(1. 江苏大学 材料科学与工程学院 江苏省高端结构材料重点实验室,镇江 212013;
2. Department of Materials Science and Engineering,
Norwegian University of Science and Technology, Trondheim 7491, Norway)
摘 要: 利用高分辨透射电镜研究高压扭转大塑性变形纳米结构Al-Mg铝合金中的位错、层错和形变孪晶。结果表明:在纳米晶和超细晶内均存在高密度的层错和形变孪晶;形成层错的Shockley部分位错可分别由0°纯螺型位错和60°混合位错分解得到;纳米孪晶既可由晶内层错动态叠加而形成,也可由晶界向晶内不断发射部分位错而向晶内长大,从而分别实验证实了分子动力学模拟预测的均质和非均质形核长大的孪生机制;观察到了由4层层错动态叠加而形成的特殊纳米孪晶。此外,高分辨透射电镜观察表明:在不同滑移面上的层错相交时,形成层错而产生的拖曳部分位错相遇可反应生成压杆位错和Lomer-Cottrell位错锁。依据经典位错理论和晶界发射部分位错的机制,提出了描述超细晶面心立方金属和合金中层错和形变孪晶形核长大的新模型。
关键字: 铝合金;高压扭转;形变孪晶;层错;位错
(1. School of Materials Science and Engineering, Jiangsu Province Key Laboratory of High-end Structural Materials,
Jiangsu University, Zhenjiang 212013, China;
2. Department of Materials Science and Engineering,
Norwegian University of Science and Technology, Trondheim 7491, Norway)
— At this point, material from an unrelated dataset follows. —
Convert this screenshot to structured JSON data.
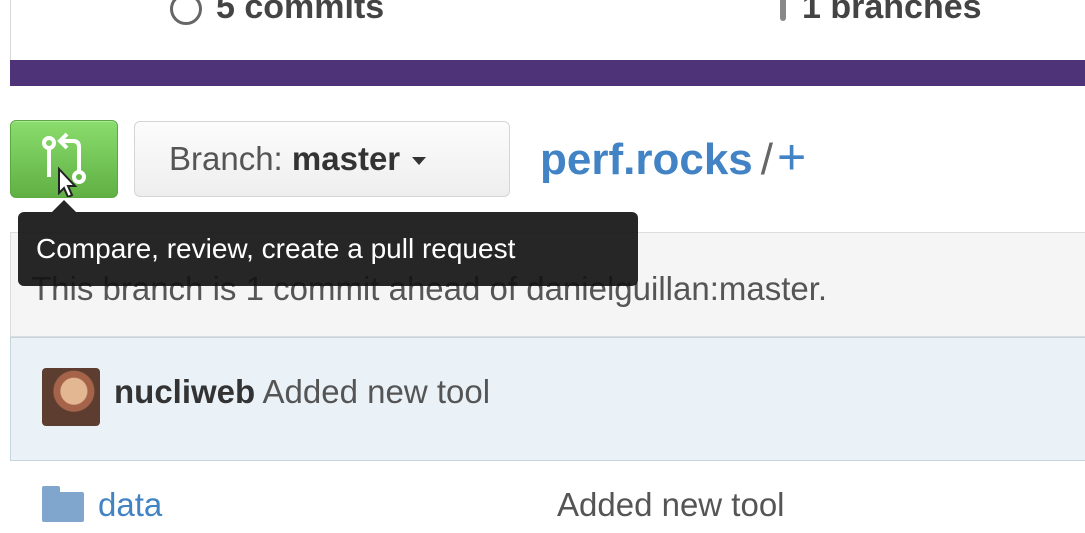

Abstract:Dislocation, stacking faults (SFs) and deformation twins (DTs) in nanostructured Al-Mg alloys processed by high pressure torsion were identified using high-resolution transmission electron microscopy (HRTEM). The results show that SFs and DTs with high density exist within both nanocrystalline and ultrafine grains. SFs formed by Shockley partials can be dissociated from both 0° screw and 60° mixed dislocations. The homogeneous and heterogeneous twinning mechanisms previously predicted by molecular dynamics simulations were directly verified by HRTEM. A special four-layer twin formed by the dynamic overlapping of four SFs is experimentally observed. In addition, HRTEM observations suggest that stair-rod dislocations and Lomer-Cottrell locks form by the reactions of trailing partials of SFs meted on different slip planes. Based on the classical dislocation theory and the partial emission from grain boundaries, a new model to describe the nucleation and growth of SFs and DTs in ultrafine-grained FCC metals and alloys was proposed.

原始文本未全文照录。